Gli Stati emergenti, l’Occidente non è nemico

IL COMMENTO. Sarà quello sudafricano un vertice che cambierà le sorti del futuro mondo post turbo-globalizzazione oppure sarà il solito flop degli Stati non allineati, troppo diversi tra loro per riuscire a concludere qualcosa insieme? Il Brics, il club dei Paesi emergenti - Brasile, Russia, India, Cina e Sud Africa - è all’incrocio con la storia e si trova nella situazione di dover decidere cosa farà da grande.

Alla sua porta bussano già altri Stati, tra i quali Arabia Saudita, Argentina e Indonesia, che vorrebbero aderire. Il primo problema è, però, definire che cosa sarà il Brics: u n club economico o un club politico? La Cina vorrebbe elevarlo ad un’entità capace di rivaleggiare con il G7, che raggruppa i Paesi occidentali più industrializzati al mondo. L’India, al contrario, non ne vuol sentire neanche parlare. New Delhi dice «sì» alla difesa di comuni interessi economici, ma «no» ad una forza politica che sfidi l’Occidente.

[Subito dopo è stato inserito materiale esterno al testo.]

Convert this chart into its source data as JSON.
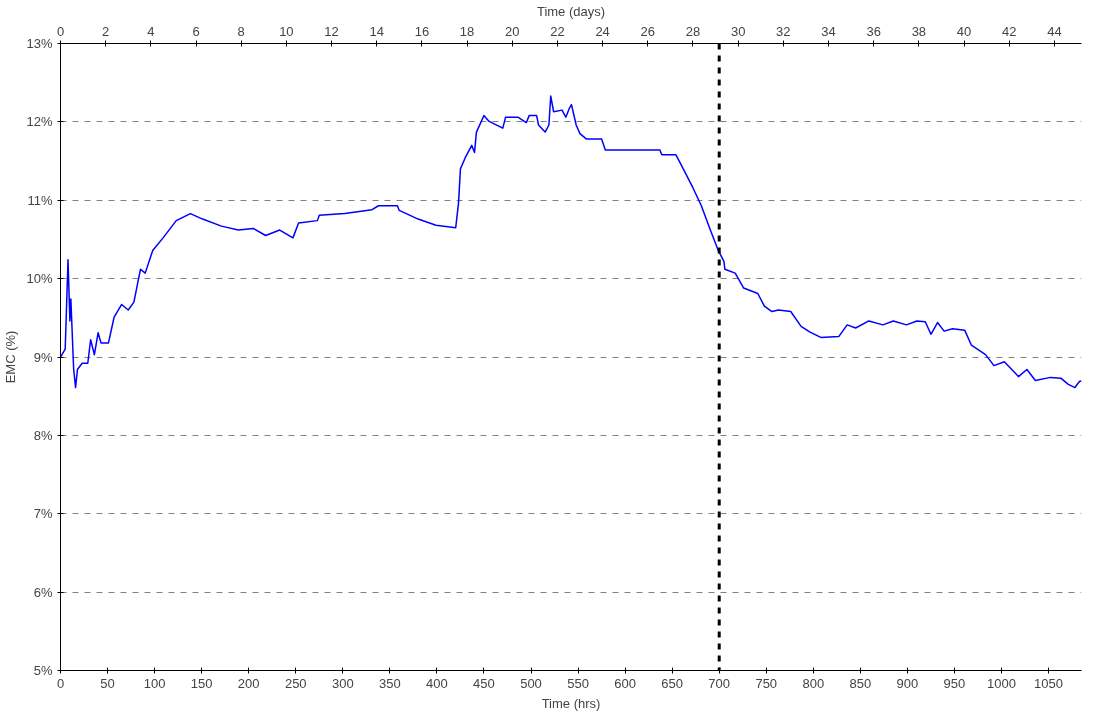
{
  "chart_data": {
    "type": "line",
    "xlabel": "Time (hrs)",
    "ylabel": "EMC (%)",
    "x2label": "Time (days)",
    "xlim": [
      0,
      1085
    ],
    "xticks": [
      0,
      50,
      100,
      150,
      200,
      250,
      300,
      350,
      400,
      450,
      500,
      550,
      600,
      650,
      700,
      750,
      800,
      850,
      900,
      950,
      1000,
      1050
    ],
    "x2lim": [
      0,
      45.2
    ],
    "x2ticks": [
      0,
      2,
      4,
      6,
      8,
      10,
      12,
      14,
      16,
      18,
      20,
      22,
      24,
      26,
      28,
      30,
      32,
      34,
      36,
      38,
      40,
      42,
      44
    ],
    "ylim": [
      5,
      13
    ],
    "yticks": [
      {
        "value": 5,
        "label": "5%"
      },
      {
        "value": 6,
        "label": "6%"
      },
      {
        "value": 7,
        "label": "7%"
      },
      {
        "value": 8,
        "label": "8%"
      },
      {
        "value": 9,
        "label": "9%"
      },
      {
        "value": 10,
        "label": "10%"
      },
      {
        "value": 11,
        "label": "11%"
      },
      {
        "value": 12,
        "label": "12%"
      },
      {
        "value": 13,
        "label": "13%"
      }
    ],
    "grid": "y",
    "marker": "none",
    "line_style": "solid",
    "ref_lines": [
      {
        "axis": "x",
        "value": 700,
        "color": "#000000",
        "line_style": "dashed"
      }
    ],
    "series": [
      {
        "color": "#0000ff",
        "x": [
          0,
          5,
          6,
          8,
          10,
          11,
          14,
          16,
          18,
          23,
          29,
          32,
          36,
          40,
          43,
          51,
          57,
          65,
          72,
          78,
          85,
          90,
          98,
          109,
          123,
          138,
          151,
          171,
          189,
          205,
          218,
          233,
          247,
          253,
          273,
          275,
          302,
          331,
          338,
          358,
          360,
          380,
          399,
          420,
          423,
          425,
          430,
          437,
          440,
          442,
          450,
          455,
          470,
          473,
          486,
          495,
          498,
          506,
          508,
          515,
          519,
          521,
          524,
          533,
          537,
          541,
          543,
          548,
          552,
          559,
          575,
          579,
          637,
          639,
          654,
          661,
          672,
          681,
          690,
          699,
          705,
          706,
          717,
          726,
          741,
          748,
          756,
          763,
          776,
          787,
          796,
          808,
          827,
          836,
          845,
          859,
          874,
          885,
          899,
          910,
          919,
          925,
          932,
          939,
          948,
          961,
          968,
          983,
          992,
          1003,
          1018,
          1027,
          1036,
          1052,
          1063,
          1071,
          1078,
          1083,
          1085
        ],
        "values": [
          9.0,
          9.1,
          9.48,
          10.24,
          9.46,
          9.74,
          8.84,
          8.61,
          8.84,
          8.92,
          8.92,
          9.22,
          9.03,
          9.31,
          9.18,
          9.18,
          9.51,
          9.67,
          9.6,
          9.7,
          10.12,
          10.07,
          10.36,
          10.52,
          10.74,
          10.83,
          10.76,
          10.67,
          10.62,
          10.64,
          10.55,
          10.62,
          10.52,
          10.71,
          10.74,
          10.81,
          10.83,
          10.88,
          10.93,
          10.93,
          10.87,
          10.76,
          10.68,
          10.65,
          10.97,
          11.4,
          11.54,
          11.7,
          11.61,
          11.87,
          12.08,
          12.01,
          11.92,
          12.06,
          12.06,
          11.99,
          12.08,
          12.08,
          11.96,
          11.87,
          11.96,
          12.33,
          12.13,
          12.15,
          12.06,
          12.18,
          12.22,
          11.96,
          11.85,
          11.78,
          11.78,
          11.64,
          11.64,
          11.58,
          11.58,
          11.42,
          11.16,
          10.93,
          10.64,
          10.36,
          10.22,
          10.12,
          10.07,
          9.88,
          9.81,
          9.65,
          9.58,
          9.6,
          9.58,
          9.39,
          9.32,
          9.25,
          9.26,
          9.41,
          9.37,
          9.46,
          9.41,
          9.46,
          9.41,
          9.46,
          9.45,
          9.29,
          9.44,
          9.33,
          9.36,
          9.34,
          9.15,
          9.03,
          8.89,
          8.94,
          8.75,
          8.84,
          8.7,
          8.74,
          8.73,
          8.65,
          8.61,
          8.69,
          8.69
        ]
      }
    ]
  }
}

Non in agenda c’è la questione della de-dollarizzazione. Qualche Paese vorrebbe introdurre sistemi di pagamento in valuta locale, basati su accordi bilaterali. Altri, tra cui il Brasile, propongono la creazione di una moneta ad hoc (che potrebbe chiamarsi - secondo indiscrezioni - l’R5) «senza dipendere da una valuta di uno Stato terzo». Ma Brasilia non doveva già far nascere il «Sur» insieme all’Argentina? È bene subito sottolineare - a scanso di equivoci - che il predominio del dollaro nei traffici internazionali non corre, al momento, alcun pericolo. Anzi. Chiunque abbia finora tentato di allontanarsi si è trovato in un mare di guai. Ad esempio, la Russia ha adesso i forzieri pieni di rupie e non sa bene cosa farne; non può nemmeno calcolarle all’interno delle proprie riserve di valuta pregiata. Ma poi cosa ci fanno nel Brics Paesi democratici o ad alto livello democratico affianco di autocrazie? La mancata partecipazione del presidente russo Putin al summit in presenza è dovuta dall’impossibilità di garantirgli la non esecuzione dell’arresto da parte della giustizia sudafricana (che è indipendente dalla politica nazionale) su mandato della Corte internazionale dell’Aia.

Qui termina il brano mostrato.